Sodium calcium edetate
Related FACEM curriculum (2022) learning objectives:
- ME 3.8.1.6(e) Principles of management of toxicological presentations including: Indications for antidotes
- ME 3.8.2.4 Identify the appropriate antidote or antivenom.
Presentation
- Sodium calcium edetate 1 g/5 mL ampoules.
Toxicological Indications
- Lead encephalopathy and severely symptomatic lead poisoning.
- Mildly symptomatic/asymptomatic lead poisoning (lead levels >70 µg/dL or 3.38 µmol/L).
- Second-line chelation when succimer is unavailable or poorly tolerated.
- Other heavy metal poisonings (efficacy uncertain).
Contraindications
- Relative: Anuric renal failure.
Mechanism of Action
- Binds divalent and trivalent metals; calcium in EDTA is displaced, forming a stable, water-soluble chelate that is excreted in urine.
Pharmacokinetics
- Administration: Only IV due to incomplete oral absorption.
- Distribution: Limited to extracellular fluid.
- Excretion: Renal, dependent on glomerular filtration; half-life 20–60 minutes with normal renal function.
Administration
Lead Encephalopathy
- Critical care management: Start with dimercaprol (BAL) 4 mg/kg IM every 4 hours for 5 days.
- EDTA infusion: 50–75 mg/kg diluted in 500 mL saline or 5% dextrose, infused over 24 hours starting 4 hours after dimercaprol.
- Duration: Usually up to 5 days, with a 2–4 day break before considering a new course.
- Ongoing therapy: Continue until clinical stability is achieved. Switch to oral succimer if the patient stabilizes and tolerates it.
Symptomatic Lead Poisoning Without Encephalopathy
- Initial management: Dimercaprol 3 mg/kg IM every 4 hours for 5 days.

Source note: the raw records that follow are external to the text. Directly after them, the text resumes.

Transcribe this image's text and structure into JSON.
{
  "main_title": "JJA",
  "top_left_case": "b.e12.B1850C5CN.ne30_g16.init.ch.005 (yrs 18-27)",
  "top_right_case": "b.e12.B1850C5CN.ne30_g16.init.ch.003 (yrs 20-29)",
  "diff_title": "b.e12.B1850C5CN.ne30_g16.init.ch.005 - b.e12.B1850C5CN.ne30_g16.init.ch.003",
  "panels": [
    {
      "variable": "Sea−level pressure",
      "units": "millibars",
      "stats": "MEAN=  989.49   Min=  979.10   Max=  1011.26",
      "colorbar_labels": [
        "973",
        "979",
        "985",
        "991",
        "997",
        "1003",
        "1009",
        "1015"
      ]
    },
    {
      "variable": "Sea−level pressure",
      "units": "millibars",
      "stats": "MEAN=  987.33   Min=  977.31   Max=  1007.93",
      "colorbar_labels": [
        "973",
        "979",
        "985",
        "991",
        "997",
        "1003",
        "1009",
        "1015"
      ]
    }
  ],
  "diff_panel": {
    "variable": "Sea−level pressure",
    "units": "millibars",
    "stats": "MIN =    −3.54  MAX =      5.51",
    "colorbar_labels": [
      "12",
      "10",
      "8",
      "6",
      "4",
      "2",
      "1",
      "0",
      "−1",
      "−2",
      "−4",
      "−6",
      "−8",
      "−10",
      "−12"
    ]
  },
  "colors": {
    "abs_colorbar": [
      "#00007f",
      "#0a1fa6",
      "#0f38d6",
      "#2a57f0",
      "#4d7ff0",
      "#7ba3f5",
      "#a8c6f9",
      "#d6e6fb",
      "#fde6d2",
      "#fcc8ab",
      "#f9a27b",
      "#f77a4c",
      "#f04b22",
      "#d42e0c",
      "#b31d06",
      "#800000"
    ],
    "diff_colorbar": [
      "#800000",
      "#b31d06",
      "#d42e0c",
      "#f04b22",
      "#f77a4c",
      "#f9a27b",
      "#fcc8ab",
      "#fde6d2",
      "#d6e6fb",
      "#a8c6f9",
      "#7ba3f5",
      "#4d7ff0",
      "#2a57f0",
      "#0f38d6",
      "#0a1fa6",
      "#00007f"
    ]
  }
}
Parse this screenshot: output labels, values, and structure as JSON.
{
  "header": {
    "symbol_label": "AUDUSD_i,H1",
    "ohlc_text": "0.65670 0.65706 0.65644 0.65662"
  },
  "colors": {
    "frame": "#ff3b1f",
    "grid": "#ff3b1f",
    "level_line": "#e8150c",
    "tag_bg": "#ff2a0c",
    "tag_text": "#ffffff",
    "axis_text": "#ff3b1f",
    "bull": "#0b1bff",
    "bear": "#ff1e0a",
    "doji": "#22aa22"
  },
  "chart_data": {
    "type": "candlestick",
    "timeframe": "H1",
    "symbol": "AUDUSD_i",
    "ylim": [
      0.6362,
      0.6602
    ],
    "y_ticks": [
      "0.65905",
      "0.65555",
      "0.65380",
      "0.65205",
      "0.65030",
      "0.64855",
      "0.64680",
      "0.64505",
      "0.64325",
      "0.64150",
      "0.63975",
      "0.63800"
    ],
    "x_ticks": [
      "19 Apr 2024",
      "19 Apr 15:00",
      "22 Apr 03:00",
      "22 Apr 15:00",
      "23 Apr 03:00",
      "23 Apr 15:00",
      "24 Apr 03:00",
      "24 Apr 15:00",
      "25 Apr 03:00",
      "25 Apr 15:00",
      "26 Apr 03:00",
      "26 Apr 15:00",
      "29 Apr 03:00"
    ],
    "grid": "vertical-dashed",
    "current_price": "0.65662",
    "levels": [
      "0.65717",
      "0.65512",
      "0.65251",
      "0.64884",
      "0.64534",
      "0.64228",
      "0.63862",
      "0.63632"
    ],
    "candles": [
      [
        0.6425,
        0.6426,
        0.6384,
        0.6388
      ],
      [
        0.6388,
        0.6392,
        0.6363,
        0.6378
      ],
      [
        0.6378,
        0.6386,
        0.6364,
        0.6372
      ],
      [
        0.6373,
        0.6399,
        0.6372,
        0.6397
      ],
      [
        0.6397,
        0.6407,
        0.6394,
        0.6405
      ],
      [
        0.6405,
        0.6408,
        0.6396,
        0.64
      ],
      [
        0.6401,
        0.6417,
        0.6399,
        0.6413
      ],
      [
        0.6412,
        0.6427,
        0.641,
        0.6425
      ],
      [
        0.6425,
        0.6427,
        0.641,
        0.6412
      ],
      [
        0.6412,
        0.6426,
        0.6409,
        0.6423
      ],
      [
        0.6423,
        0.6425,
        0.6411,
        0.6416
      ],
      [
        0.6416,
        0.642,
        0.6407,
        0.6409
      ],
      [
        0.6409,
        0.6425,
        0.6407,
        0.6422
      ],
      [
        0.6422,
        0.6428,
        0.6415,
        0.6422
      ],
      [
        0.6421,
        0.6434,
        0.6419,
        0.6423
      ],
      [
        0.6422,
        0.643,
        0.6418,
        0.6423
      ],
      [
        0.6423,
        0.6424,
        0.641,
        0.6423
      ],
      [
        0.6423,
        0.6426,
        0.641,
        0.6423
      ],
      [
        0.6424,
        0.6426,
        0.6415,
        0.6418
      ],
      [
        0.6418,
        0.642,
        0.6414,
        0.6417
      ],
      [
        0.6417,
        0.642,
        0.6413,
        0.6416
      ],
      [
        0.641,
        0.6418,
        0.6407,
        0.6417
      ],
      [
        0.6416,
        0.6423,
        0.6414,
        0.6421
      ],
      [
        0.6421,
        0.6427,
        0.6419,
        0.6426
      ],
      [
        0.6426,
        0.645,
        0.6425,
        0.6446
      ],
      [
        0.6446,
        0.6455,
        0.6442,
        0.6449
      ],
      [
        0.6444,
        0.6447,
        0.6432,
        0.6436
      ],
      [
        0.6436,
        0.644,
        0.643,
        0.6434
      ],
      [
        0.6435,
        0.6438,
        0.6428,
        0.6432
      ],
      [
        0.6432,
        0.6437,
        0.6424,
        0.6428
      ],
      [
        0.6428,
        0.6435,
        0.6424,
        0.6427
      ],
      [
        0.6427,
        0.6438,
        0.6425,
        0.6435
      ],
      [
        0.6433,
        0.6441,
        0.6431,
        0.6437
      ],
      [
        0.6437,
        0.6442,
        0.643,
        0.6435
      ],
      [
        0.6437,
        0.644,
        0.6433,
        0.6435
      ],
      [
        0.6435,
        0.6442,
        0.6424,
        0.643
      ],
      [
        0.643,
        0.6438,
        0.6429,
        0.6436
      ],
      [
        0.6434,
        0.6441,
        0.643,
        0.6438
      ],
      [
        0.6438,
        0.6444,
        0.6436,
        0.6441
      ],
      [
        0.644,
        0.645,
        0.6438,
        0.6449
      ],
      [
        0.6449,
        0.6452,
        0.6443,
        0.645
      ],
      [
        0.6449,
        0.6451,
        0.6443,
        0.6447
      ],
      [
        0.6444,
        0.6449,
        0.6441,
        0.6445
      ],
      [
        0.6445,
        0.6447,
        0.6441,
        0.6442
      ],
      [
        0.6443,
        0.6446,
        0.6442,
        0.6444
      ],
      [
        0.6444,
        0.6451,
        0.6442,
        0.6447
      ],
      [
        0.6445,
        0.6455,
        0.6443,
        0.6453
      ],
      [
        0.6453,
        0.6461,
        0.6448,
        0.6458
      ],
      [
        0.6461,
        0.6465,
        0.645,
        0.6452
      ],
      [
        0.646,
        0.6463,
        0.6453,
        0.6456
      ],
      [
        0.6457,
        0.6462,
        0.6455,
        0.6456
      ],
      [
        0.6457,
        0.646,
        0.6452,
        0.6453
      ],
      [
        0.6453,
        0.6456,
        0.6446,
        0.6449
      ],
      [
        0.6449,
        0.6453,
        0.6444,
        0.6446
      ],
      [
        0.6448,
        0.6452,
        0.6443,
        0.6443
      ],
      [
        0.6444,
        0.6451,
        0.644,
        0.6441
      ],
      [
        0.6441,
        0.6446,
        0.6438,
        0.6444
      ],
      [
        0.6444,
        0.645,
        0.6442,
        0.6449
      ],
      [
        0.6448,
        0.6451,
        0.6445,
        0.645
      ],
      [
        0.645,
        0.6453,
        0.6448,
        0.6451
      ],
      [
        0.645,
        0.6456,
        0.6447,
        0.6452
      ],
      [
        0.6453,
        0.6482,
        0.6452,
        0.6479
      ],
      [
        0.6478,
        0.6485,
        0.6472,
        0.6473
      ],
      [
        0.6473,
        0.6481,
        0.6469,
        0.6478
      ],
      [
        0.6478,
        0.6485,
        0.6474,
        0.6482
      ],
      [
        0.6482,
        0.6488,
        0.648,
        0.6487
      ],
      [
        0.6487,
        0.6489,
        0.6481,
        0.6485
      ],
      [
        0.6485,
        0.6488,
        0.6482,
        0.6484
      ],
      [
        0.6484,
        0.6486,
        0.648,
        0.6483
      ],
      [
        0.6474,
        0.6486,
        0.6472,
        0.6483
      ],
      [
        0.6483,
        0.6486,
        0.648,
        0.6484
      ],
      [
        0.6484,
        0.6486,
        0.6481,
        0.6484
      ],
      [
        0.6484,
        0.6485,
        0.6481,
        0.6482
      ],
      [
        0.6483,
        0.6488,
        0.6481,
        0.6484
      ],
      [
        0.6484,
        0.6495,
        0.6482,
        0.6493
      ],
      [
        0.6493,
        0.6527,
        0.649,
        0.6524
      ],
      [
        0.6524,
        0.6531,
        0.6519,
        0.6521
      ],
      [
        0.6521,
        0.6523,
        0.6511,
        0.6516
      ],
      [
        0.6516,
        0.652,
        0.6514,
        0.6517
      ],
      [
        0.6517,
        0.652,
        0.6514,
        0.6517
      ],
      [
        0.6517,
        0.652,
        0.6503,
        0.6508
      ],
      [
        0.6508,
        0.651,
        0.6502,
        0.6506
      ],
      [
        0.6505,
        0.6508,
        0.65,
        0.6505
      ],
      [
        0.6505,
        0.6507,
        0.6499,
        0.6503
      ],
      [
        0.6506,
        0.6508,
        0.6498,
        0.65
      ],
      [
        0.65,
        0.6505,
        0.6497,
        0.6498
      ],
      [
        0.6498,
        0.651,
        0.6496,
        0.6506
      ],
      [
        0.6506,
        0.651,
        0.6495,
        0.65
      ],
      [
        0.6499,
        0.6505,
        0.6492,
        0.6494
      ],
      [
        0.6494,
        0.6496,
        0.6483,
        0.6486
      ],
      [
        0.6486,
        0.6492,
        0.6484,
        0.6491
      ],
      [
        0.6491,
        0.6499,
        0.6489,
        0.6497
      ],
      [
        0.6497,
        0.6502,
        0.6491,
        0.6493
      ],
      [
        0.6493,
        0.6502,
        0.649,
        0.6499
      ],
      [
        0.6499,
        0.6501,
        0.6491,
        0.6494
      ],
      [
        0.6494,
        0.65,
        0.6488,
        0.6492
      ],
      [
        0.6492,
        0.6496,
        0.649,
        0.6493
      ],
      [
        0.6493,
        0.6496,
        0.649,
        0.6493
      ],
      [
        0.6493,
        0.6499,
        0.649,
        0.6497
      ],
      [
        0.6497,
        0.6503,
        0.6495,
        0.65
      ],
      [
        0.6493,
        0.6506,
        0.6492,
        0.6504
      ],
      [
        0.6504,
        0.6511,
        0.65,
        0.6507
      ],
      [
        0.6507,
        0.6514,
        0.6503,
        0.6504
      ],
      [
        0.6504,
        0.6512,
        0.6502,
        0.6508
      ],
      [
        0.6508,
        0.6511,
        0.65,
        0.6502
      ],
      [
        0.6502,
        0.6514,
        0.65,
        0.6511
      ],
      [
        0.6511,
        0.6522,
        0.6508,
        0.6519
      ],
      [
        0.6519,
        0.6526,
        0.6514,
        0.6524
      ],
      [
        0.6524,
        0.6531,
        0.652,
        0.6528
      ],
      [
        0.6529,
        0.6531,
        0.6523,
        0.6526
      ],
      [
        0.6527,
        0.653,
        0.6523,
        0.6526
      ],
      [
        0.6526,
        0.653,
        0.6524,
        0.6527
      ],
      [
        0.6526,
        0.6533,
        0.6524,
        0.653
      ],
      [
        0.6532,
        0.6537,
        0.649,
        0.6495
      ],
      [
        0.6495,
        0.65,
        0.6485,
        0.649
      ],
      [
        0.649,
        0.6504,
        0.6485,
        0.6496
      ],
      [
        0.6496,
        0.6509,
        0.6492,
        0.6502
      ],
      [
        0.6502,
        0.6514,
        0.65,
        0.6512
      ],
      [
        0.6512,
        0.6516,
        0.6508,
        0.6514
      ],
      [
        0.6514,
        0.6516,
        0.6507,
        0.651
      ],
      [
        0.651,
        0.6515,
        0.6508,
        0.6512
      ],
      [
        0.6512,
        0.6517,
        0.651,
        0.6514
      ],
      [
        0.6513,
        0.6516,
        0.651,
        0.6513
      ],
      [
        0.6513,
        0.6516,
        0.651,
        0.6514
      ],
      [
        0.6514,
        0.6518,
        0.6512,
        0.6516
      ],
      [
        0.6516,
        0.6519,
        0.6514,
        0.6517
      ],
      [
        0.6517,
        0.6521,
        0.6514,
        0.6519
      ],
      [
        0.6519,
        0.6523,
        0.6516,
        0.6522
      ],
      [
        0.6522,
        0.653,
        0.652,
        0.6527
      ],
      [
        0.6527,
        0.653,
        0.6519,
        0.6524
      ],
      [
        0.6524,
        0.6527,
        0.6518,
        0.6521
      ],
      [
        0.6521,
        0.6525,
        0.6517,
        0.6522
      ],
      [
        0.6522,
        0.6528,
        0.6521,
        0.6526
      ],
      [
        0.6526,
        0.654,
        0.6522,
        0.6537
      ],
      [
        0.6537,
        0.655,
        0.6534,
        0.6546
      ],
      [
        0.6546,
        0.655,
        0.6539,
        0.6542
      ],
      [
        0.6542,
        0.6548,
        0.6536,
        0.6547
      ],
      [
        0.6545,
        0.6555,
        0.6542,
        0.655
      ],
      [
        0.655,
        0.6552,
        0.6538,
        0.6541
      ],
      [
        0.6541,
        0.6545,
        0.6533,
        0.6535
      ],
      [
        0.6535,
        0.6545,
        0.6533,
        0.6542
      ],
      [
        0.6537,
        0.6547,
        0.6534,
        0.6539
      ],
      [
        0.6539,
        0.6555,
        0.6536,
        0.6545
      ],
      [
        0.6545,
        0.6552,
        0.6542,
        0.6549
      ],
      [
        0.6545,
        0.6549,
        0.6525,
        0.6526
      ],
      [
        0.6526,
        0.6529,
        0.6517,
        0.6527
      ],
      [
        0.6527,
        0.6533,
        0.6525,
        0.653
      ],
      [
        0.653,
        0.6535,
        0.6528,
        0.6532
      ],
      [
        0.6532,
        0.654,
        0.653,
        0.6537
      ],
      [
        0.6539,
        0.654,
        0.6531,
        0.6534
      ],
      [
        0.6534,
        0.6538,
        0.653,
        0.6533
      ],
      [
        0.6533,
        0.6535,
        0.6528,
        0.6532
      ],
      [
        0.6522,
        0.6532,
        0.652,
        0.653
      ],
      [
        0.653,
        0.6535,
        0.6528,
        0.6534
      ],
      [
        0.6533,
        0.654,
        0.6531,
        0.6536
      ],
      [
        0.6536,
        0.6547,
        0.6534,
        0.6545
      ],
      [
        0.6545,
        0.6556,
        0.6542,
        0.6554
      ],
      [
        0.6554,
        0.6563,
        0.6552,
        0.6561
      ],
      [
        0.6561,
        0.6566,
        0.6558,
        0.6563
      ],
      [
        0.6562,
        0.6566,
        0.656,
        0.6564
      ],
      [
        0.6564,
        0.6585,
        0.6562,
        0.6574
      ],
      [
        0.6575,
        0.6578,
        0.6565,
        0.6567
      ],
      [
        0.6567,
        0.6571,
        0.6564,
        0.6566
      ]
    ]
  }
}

- EDTA infusion: 25–50 mg/kg in 500 mL saline or 5% dextrose over 24 hours.
- Duration: Typically 5 days, with breaks as in encephalopathy cases.
Adverse Drug Reactions and Management
Local Reactions:
- Pain and thrombophlebitis from rapid IV administration; minimize by:
- Using a dilute solution (<0.5%).
- Infusing over >4 hours.
Systemic Reactions:
- Malaise, fatigue, thirst, fever, myalgias, dermatitis, headache, anorexia, urinary frequency, nasal congestion, hypotension, transaminase elevations, ECG changes.
Nephrotoxicity:
- Risk due to EDTA-metal complexes in acidic urine; reduced by:
- Ensuring hydration and urine flow of 1–2 mL/kg/hour.
- Limiting dose to 2 g/day (1 g in children).
- No continuous therapy beyond 5 days.
- Daily renal function monitoring.
Specific Considerations
- Pregnancy: Safety not established; use if clinically indicated.
- Paediatrics: Same doses as adults but may use smaller fluid volumes. Oral succimer preferred when possible.
Handy Tip
- Asymptomatic or minimally symptomatic patients should receive oral succimer over EDTA if tolerated.
Pitfall
- Risk of mistakenly administering dicobalt edetate (for cyanide poisoning) instead.
Controversies
- EDTA may mobilize lead from soft tissues to the CNS; thus, not used as sole therapy for lead levels >70 µg/dL (3.38 µmol/L).
- Uncertainty about EDTA’s ability to reverse neurobehavioural effects of lead poisoning.
- Debate over using diagnostic EDTA chelation tests for total body lead assessment.